I'm developing a Zend MVC on my local machine, and am using a DreamHost site for staging. As per the zend quick start, on my local machine I set my APPLICATION_ENV to development from within a .htaccess file in the public directory of the project, like this:
myproject/public/.htaccess contains this line,
"SetEnv APPLICATION_ENV development"
This works just fine locally. But when I try to use my app_env in my staging server it's not there to use. This thread suggested that perhaps suexec was running in the background. I did some digging and sure enough, Dreamhost blocks custom environment variables.
I tried the first workaround that DH suggested, by prepending "HTTP_" to "APPLICATION_ENV", and then adding another conditional within public/index.php to check for both the original and the dreamhost version.
// Define application environment
defined('APPLICATION_ENV') || define('APPLICATION_ENV',
(getenv('APPLICATION_ENV') ? getenv('APPLICATION_ENV') :
(getenv('HTTP_APPLICATION_ENV') ? getenv('HTTP_APPLICATION_ENV') : 'production')));
This didn't seem to work for me. Even in ssh, when I run 'env' in the command line, my application_env isn't listed.
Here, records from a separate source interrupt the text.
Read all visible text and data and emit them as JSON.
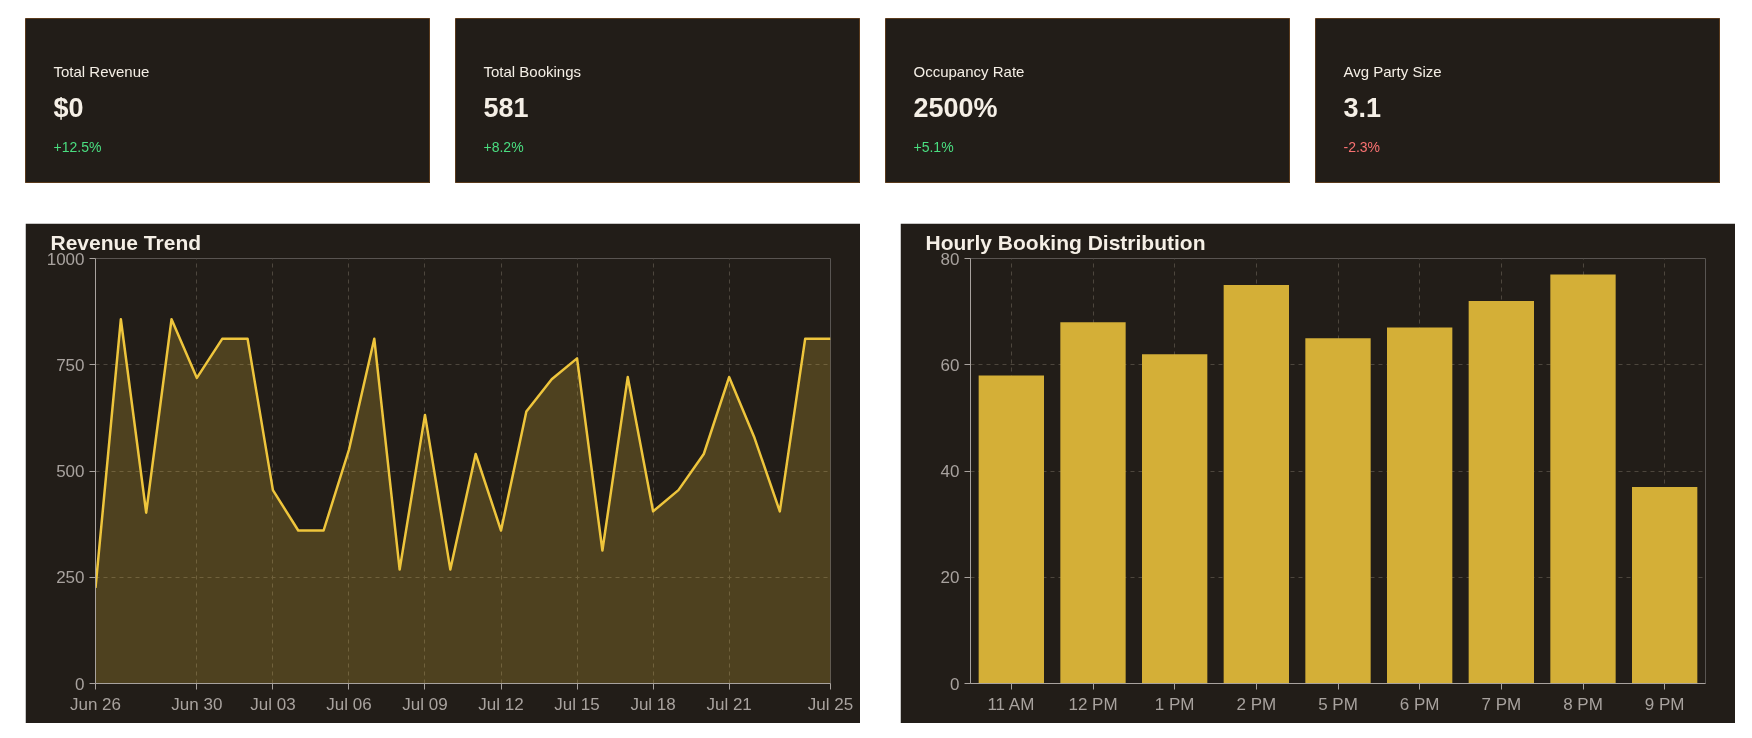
{
  "chart_data": [
    {
      "type": "other",
      "title": "Total Revenue",
      "annotations": [
        "$0",
        "+12.5%"
      ],
      "color": "#4ade80"
    },
    {
      "type": "other",
      "title": "Total Bookings",
      "annotations": [
        "581",
        "+8.2%"
      ],
      "color": "#4ade80"
    },
    {
      "type": "other",
      "title": "Occupancy Rate",
      "annotations": [
        "2500%",
        "+5.1%"
      ],
      "color": "#4ade80"
    },
    {
      "type": "other",
      "title": "Avg Party Size",
      "annotations": [
        "3.1",
        "-2.3%"
      ],
      "color": "#f87171"
    },
    {
      "type": "area",
      "title": "Revenue Trend",
      "categories": [
        "Jun 26",
        null,
        null,
        null,
        "Jun 30",
        null,
        null,
        "Jul 03",
        null,
        null,
        "Jul 06",
        null,
        null,
        "Jul 09",
        null,
        null,
        "Jul 12",
        null,
        null,
        "Jul 15",
        null,
        null,
        "Jul 18",
        null,
        null,
        "Jul 21",
        null,
        null,
        null,
        "Jul 25"
      ],
      "series": [
        {
          "color": "#eec53c",
          "values": [
            225,
            857,
            402,
            857,
            719,
            811,
            811,
            455,
            360,
            360,
            550,
            811,
            268,
            632,
            268,
            540,
            360,
            640,
            716,
            765,
            313,
            721,
            405,
            455,
            540,
            721,
            578,
            405,
            811,
            811
          ]
        }
      ],
      "ylim": [
        0,
        1000
      ],
      "yticks": [
        0,
        250,
        500,
        750,
        1000
      ],
      "grid": true
    },
    {
      "type": "bar",
      "title": "Hourly Booking Distribution",
      "categories": [
        "11 AM",
        "12 PM",
        "1 PM",
        "2 PM",
        "5 PM",
        "6 PM",
        "7 PM",
        "8 PM",
        "9 PM"
      ],
      "series": [
        {
          "color": "#d4af37",
          "values": [
            58,
            68,
            62,
            75,
            65,
            67,
            72,
            77,
            37
          ]
        }
      ],
      "ylim": [
        0,
        80
      ],
      "yticks": [
        0,
        20,
        40,
        60,
        80
      ],
      "grid": true
    }
  ]
}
Since I'm not working with CGI script I didn't bother with the second and third workarounds.
tl;dr
So, as far as I understand it, my options are to either create my own config system (save app_env to a different file, load that file in public/index.php which seems like more work than it's worth considering option 2) or just 'hard' code the app_env into the default position - meaning, instead of 'production' in the code example above it would just say 'staging'. If I went with the latter, I'd have to .gitignore my public/index.php file, which just seems a little strange. Before this, I've never had to change that file and would assume that it's better if I don't mess with it, let alone completely leave it outside of my repository. Thoughts? Suggestions? Further workarounds?